Der Putsch löste zunächst landesweite Proteste aus, die sich jedoch bald in einen bedeutenden bewaffneten Widerstand verwandelten.
Nach Angaben der UNO wurden bisher mehr als drei Millionen Menschen durch die Kämpfe vertrieben. Lauren Ellery, stellvertretende Direktorin für Programme in Myanmar beim International Rescue Committee (IRC), sagte, dass der vom Erdbeben am stärksten betroffene Teil des Landes bereits im vergangenen Jahr durch Überschwemmungen schwer beschädigt wurde.
In diesem Gebiet haben auch viele der Binnenvertriebenen des Landes Zuflucht gesucht. Seit dem Erdbeben schlafen viele Menschen im Freien, entweder weil ihre Häuser zerstört wurden oder weil sie befürchten, dass die anhaltenden Nachbeben sie zum Einsturz bringen könnten.
Angesichts der im Mai einsetzenden Monsunregenfälle werde es eine große Herausforderung sein, die Menschen unterzubringen, sagte Ellery.
"Diese Überschwemmungen führen zu Krankheitsausbrüchen, zu Vertreibung und Ernährungsunsicherheit, und mit den beschädigten Krankenhäusern und den eindeutig beschädigten Abwassersystemen erhöht sich das Risiko von Krankheitsausbrüchen noch weiter", fügte sie hinzu. "Das ist eine beispiellose Belastung für viele, viele gefährdete Menschen."
Ausmaß der Verwüstung ist noch nicht klar
Die Hilfsorganisationen in Myanmar sagen, dass ihre Teams vor Ort noch kein genaues Bild der Verwüstung haben. "Wir sind uns über das Ausmaß der Zerstörung noch nicht im Klaren", sagte Ellery.
"Sie sprachen von einer Stadt in der Nähe von Mandalay, in der 80 Prozent der Gebäude eingestürzt sein sollen. Das war bisher nicht in den Nachrichten zu sehen, weil die Telekommunikation nur langsam funktioniert. Gruppen, mit denen das IRC zusammenarbeitet, berichteten, dass einige Orte durch Erdrutsche von der Außenwelt abgeschnitten sind, sagte die stellvertretende Direktorin.
Der Weltgesundheitsorganisation (WHO) liegen Berichte über drei zerstörte und 22 teilweise beschädigte Krankenhäuser in der Region vor.
"Das Ausmaß der Todesopfer und Verletzten ist noch nicht vollständig bekannt, und es wird erwartet, dass die Zahlen noch steigen werden", so die WHO in einem Bericht. "Die Verwüstung durch das Erdbeben hat die Gesundheitseinrichtungen in den betroffenen Gebieten überfordert, die mit der Bewältigung des Zustroms von Verletzten zu kämpfen haben", heißt es weiter.
"Es besteht ein dringender Bedarf an traumatologischer und chirurgischer Versorgung, Bluttransfusionen, Anästhetika, wichtigen Medikamenten und psychologischer Betreuung." Eine von Microsofts AI for Good Lab durchgeführte Analyse von Satellitenbildern in Mandalay ergab, dass 515 Gebäude zwischen 80 und 100 Prozent beschädigt sind und weitere 1.524 zwischen 20 und 80 Prozent.
Es war dabei allerdings nicht klar, welchen Anteil der Gebäude dies in der Stadt ausmachte.
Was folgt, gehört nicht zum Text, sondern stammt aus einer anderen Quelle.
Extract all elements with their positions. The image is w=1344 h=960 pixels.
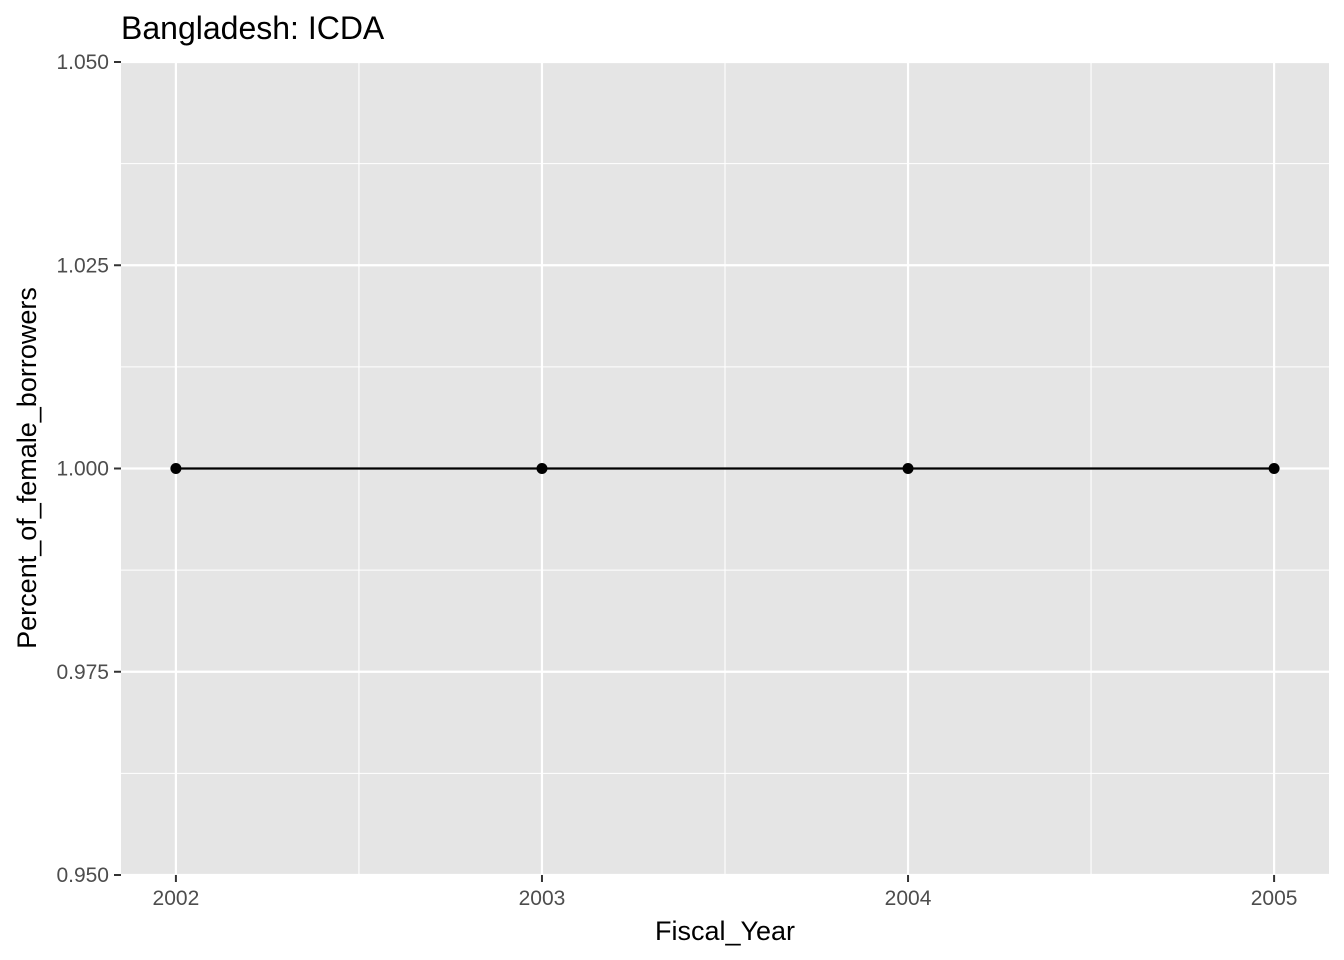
y-tick-label: 0.975 <box>56 661 109 684</box>
y-tick-label: 0.950 <box>56 864 109 887</box>
axis-ticks <box>114 61 1276 882</box>
y-axis-title: Percent_of_female_borrowers <box>12 287 42 649</box>
y-tick-label: 1.025 <box>56 254 109 277</box>
data-point <box>902 463 914 474</box>
tick-labels: 2002 2003 2004 2005 0.950 0.975 1.000 1.025 1.05… <box>56 51 1297 910</box>
x-axis-title: Fiscal_Year <box>655 916 795 946</box>
data-point <box>1268 463 1280 474</box>
chart-title: Bangladesh: ICDA <box>121 10 385 46</box>
series-layer <box>170 463 1280 474</box>
x-tick-label: 2003 <box>519 887 566 910</box>
y-tick-label: 1.050 <box>56 51 109 74</box>
data-point <box>170 463 182 474</box>
x-tick-label: 2002 <box>153 887 200 910</box>
data-point <box>536 463 548 474</box>
x-tick-label: 2005 <box>1251 887 1298 910</box>
x-tick-label: 2004 <box>885 887 932 910</box>
y-tick-label: 1.000 <box>56 458 109 481</box>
Die Hilfsbemühungen wurden durch schwere Schäden an Straßen, Brücken und Krankenhäusern sowie durch Stromausfälle, Treibstoffmangel und lückenhafte Kommunikation behindert.
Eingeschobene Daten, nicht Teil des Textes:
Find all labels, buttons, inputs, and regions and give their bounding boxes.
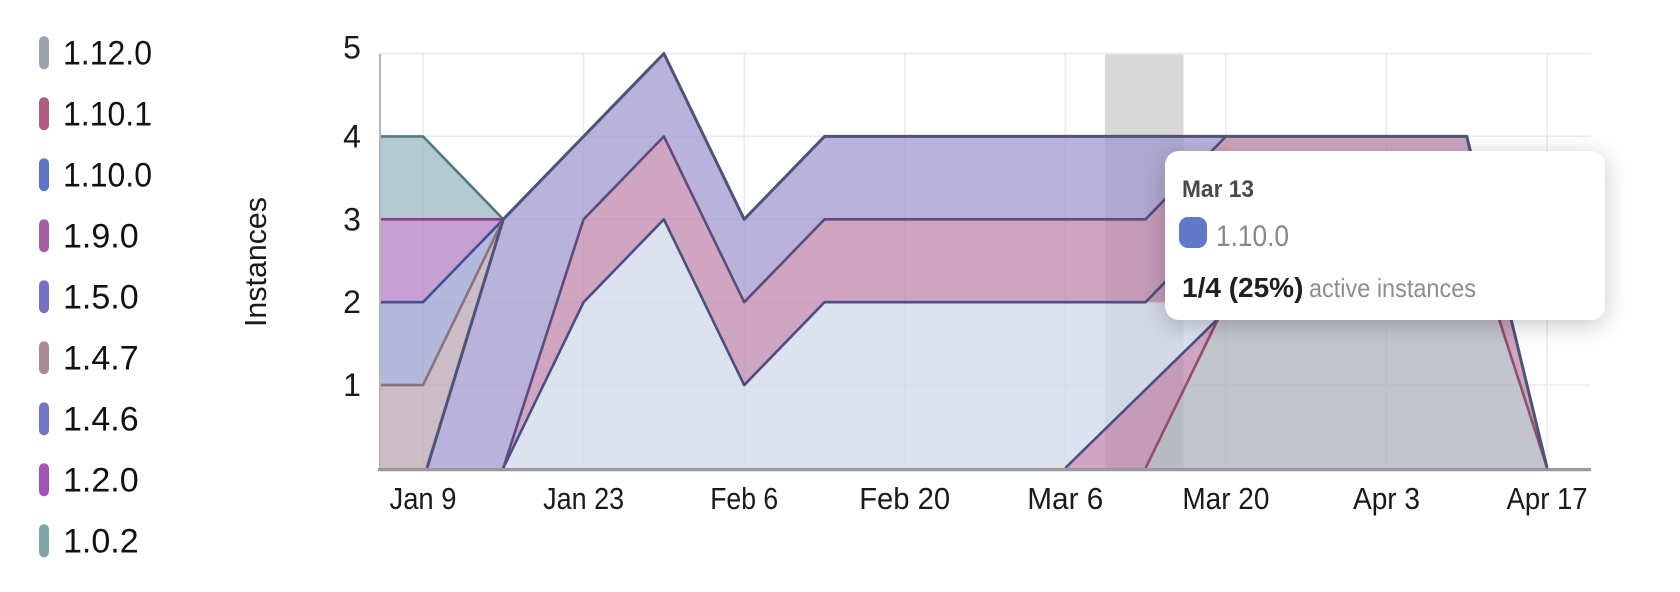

Der Mangel an schweren Maschinen hat auch die Such- und Rettungsarbeiten verlangsamt, sodass viele Menschen gezwungen sind, von Hand nach Überlebenden zu suchen.
Die Regierung der Nationalen Einheit erklärte zudem, dass das Militär seine Bodenangriffe in den vom Erdbeben betroffenen Gebieten fortgesetzt hat. Die Nationale Einheit soll die abgesetzte Regierung Suu Kyis vertreten. Hilfsorganisationen und die UNO rufen zu einem Waffenstillstand auf, damit Hilfsgüter richtig verteilt werden können.